Способная к пониманию самых тонких и отвлеченных понятий, она, как удивленный, испуганный ребенок, останавливалась перед всякой сухой и черствой реальностью. Она знала, что из этих реальностей — из фактов, цифр, из мелочных усилий — сплетается лестница, ведущая к идеалам; она любила и понимала идеалы, но ни одной ступени ведущей к ним лестницы не могла создать своими руками. В этом ей мешала утонченность ее вкусов и привычек и гордость — бессознательная, но, тем не менее, проникавшая все ее существо, гордость не столько знатной и богатой женщины, сколько человека, чувствующего, что сердцем, мыслью и умом он высоко стоит над уровнем пошлости и дюжинности, сознающего, что у него есть силы для свершения великих дел.
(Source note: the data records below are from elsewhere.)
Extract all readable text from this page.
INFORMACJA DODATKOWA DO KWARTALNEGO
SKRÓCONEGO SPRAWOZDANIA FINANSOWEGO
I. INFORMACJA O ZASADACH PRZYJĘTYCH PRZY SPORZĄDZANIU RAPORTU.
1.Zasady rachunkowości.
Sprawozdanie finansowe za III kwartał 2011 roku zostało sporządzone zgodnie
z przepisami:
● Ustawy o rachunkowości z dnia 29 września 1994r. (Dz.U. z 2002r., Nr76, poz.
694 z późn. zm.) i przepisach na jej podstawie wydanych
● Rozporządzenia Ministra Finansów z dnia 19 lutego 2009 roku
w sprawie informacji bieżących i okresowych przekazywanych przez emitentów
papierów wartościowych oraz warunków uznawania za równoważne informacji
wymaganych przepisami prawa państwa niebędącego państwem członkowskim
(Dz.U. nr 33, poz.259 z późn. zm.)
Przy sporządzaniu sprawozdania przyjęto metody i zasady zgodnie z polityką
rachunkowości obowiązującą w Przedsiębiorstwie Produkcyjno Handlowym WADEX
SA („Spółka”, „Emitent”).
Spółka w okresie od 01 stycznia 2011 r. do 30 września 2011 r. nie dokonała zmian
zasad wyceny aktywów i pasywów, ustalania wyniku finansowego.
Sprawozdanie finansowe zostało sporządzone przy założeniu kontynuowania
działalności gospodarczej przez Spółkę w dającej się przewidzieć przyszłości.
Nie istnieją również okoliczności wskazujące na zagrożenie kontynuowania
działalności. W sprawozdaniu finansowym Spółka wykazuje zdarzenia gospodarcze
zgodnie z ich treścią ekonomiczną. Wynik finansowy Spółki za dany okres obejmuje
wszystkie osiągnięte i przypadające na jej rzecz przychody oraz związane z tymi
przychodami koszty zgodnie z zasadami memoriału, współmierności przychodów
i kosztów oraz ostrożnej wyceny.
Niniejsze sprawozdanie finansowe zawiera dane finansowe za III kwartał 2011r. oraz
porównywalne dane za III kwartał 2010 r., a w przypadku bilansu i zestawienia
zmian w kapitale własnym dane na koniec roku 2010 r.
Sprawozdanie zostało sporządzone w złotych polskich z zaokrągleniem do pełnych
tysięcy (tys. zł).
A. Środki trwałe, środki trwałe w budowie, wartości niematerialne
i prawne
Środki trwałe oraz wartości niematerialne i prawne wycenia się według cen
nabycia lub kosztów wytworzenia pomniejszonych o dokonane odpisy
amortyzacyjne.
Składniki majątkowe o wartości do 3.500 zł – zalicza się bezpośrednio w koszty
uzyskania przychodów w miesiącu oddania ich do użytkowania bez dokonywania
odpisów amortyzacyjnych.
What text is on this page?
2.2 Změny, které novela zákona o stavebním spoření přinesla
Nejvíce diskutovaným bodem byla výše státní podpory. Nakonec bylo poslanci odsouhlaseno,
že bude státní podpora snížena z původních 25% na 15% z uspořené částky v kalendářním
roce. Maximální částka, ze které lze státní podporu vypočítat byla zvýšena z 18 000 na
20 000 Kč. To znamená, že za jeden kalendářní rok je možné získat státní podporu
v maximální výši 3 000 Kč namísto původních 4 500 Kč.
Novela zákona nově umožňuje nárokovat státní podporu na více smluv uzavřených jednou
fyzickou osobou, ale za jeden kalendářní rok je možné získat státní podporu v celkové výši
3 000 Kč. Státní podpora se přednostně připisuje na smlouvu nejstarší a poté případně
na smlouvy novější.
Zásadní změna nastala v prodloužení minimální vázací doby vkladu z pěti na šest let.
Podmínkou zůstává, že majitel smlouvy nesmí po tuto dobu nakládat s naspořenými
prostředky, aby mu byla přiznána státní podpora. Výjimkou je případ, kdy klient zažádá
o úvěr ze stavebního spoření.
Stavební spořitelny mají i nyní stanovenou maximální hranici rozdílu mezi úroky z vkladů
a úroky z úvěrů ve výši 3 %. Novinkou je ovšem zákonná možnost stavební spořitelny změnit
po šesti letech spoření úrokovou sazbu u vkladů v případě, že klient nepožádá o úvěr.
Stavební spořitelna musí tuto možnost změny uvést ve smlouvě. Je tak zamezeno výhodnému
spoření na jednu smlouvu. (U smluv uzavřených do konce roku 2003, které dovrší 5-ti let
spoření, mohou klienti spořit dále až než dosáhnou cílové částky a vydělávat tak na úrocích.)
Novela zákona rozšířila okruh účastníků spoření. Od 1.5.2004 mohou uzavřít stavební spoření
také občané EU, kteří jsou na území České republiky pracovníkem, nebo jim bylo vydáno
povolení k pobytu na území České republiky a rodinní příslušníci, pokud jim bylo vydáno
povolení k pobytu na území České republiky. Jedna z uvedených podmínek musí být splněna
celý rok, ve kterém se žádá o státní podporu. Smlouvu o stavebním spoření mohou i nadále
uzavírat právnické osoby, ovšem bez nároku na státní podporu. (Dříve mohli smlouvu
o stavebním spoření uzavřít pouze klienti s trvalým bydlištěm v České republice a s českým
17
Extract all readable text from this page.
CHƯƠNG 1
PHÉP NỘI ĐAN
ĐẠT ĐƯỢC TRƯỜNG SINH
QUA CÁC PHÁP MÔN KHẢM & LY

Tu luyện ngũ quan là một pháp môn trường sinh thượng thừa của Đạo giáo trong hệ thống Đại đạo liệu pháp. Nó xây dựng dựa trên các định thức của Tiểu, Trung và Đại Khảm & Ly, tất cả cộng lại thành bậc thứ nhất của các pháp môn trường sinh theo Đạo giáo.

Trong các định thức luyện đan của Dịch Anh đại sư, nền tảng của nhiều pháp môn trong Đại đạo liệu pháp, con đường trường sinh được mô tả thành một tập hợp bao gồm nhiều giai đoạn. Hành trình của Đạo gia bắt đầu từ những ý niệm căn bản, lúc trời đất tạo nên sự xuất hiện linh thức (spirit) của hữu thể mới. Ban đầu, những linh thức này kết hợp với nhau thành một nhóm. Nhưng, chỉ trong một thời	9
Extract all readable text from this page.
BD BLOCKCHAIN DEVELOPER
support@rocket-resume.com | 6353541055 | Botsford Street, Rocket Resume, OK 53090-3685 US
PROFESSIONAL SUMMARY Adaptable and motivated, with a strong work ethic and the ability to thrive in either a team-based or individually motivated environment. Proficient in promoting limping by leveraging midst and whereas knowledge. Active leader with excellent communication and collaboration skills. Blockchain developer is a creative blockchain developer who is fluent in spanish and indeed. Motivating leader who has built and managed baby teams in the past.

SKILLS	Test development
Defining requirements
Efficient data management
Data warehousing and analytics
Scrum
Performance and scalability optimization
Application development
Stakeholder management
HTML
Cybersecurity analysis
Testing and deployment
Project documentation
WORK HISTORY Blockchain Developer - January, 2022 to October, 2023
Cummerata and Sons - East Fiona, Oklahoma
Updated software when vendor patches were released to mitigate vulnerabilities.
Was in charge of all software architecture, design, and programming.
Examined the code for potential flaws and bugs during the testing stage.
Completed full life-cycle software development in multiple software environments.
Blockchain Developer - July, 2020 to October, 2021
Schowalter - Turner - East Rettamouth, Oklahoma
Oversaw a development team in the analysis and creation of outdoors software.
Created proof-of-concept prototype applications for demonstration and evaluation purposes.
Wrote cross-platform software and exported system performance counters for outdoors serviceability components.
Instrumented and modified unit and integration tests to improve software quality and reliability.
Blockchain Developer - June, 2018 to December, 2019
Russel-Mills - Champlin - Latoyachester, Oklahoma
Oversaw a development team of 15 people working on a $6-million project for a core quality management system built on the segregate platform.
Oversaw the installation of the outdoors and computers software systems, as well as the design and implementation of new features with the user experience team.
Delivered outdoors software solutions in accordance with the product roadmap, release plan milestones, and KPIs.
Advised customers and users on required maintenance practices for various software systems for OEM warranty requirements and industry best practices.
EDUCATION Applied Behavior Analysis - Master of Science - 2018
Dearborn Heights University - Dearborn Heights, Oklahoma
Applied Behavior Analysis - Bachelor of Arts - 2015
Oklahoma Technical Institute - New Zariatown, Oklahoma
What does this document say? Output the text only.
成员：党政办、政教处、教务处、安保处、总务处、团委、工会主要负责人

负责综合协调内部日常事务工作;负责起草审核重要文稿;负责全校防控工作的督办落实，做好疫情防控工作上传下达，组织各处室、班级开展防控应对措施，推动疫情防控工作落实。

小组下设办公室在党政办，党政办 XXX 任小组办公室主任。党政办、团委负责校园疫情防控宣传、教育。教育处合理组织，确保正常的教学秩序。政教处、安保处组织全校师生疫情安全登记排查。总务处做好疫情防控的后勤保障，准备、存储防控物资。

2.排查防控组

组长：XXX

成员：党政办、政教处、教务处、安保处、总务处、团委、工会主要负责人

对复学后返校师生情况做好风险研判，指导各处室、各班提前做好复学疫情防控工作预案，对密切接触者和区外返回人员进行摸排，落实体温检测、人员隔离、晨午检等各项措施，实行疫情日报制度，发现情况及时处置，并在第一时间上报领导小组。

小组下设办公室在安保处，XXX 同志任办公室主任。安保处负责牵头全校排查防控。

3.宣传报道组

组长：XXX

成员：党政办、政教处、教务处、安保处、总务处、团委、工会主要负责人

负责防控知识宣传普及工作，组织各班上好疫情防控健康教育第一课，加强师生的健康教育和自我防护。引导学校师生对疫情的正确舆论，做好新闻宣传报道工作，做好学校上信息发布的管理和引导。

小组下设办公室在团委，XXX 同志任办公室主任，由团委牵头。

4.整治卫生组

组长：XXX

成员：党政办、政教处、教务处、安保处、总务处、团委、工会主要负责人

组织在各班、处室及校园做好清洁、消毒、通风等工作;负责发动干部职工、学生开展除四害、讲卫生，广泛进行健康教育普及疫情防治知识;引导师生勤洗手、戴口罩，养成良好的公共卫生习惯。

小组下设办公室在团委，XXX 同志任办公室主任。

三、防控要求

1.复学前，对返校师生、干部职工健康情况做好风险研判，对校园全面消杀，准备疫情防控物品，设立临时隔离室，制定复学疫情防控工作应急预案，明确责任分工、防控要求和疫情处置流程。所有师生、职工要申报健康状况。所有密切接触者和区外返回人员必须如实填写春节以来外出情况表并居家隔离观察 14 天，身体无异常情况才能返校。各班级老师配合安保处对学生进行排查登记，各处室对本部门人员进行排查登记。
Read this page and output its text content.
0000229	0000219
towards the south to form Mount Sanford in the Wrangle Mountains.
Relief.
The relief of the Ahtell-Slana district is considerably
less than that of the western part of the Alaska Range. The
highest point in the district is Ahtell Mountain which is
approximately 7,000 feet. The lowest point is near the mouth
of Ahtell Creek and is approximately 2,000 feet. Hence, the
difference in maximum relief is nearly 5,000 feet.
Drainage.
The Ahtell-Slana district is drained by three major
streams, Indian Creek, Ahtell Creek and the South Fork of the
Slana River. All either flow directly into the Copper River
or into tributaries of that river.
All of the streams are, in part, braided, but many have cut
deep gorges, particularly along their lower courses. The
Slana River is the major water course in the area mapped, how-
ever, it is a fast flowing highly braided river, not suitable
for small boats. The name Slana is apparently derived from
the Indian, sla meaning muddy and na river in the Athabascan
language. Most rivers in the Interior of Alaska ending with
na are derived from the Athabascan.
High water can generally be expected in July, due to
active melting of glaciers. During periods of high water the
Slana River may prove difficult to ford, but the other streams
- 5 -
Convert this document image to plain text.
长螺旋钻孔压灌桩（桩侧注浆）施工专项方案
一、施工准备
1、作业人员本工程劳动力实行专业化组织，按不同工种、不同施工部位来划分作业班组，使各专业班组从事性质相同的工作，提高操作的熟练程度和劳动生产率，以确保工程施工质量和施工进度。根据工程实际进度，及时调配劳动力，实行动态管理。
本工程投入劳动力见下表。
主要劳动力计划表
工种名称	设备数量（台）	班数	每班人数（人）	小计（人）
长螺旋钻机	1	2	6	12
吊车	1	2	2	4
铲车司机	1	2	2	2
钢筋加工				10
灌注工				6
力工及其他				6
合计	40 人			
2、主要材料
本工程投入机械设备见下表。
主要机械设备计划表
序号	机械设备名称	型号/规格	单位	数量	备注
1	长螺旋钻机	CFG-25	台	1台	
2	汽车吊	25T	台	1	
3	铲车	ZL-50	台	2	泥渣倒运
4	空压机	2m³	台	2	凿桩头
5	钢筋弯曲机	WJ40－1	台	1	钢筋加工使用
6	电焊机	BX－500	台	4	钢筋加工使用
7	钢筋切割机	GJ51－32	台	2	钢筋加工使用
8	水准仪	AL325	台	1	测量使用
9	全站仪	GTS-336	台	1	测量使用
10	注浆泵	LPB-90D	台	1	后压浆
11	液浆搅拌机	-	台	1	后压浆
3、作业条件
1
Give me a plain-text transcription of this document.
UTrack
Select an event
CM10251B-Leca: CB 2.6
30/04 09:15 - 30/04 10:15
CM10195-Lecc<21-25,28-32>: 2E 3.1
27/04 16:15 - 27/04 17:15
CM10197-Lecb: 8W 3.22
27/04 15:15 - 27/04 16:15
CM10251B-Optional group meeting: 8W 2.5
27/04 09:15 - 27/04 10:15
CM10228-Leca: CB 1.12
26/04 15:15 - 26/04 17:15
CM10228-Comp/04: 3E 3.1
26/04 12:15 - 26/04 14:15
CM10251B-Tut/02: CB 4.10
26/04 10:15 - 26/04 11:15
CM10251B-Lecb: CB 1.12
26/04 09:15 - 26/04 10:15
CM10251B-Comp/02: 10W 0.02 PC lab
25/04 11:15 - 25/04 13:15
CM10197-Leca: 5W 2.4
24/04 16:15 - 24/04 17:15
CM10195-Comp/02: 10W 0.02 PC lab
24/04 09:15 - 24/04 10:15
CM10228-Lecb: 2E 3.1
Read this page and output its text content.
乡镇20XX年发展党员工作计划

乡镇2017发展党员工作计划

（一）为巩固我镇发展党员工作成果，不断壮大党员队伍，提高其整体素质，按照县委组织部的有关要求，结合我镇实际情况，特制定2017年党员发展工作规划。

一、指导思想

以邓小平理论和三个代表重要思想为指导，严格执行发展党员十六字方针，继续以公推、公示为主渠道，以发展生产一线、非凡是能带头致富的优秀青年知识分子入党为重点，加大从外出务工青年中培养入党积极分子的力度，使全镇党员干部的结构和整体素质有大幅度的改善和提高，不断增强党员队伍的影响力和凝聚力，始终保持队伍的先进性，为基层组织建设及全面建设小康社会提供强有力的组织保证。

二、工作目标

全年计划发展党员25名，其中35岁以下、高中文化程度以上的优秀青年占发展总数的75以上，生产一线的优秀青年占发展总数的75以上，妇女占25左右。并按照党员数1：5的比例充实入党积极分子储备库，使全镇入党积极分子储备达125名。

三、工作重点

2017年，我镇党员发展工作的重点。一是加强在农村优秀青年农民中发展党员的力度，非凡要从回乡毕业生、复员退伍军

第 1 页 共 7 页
За эту гордость — не знатностью, не имуществом, а скорей проистекавшую от возвышенного понимания жизни, гордость, только очень малой долею и совсем невольно вызывавшуюся аристократизмом происхождения и богатством, — она нередко горько упрекала себя; эта гордость вставала единственной преградой между нею и любимым ею человеком, и она противоречила ее глубокой религиозности, повелевавшей относиться ко всем людям на свете с любовью и снисхождением. Но, несмотря на все усилия, искоренить ее в себе она не могла — не по своей слабости или чрезмерной терпимости к себе, а потому, что свойство это передалось ей вместе с кровью десятка предыдущих поколений, укреплялось в атмосфере комфорта, поэзии, отрешения от повседневных дел и забот, наполняло ее родной дом, окружало ее со всех сторон в годы ее ранней юности, когда она росла и развивалась.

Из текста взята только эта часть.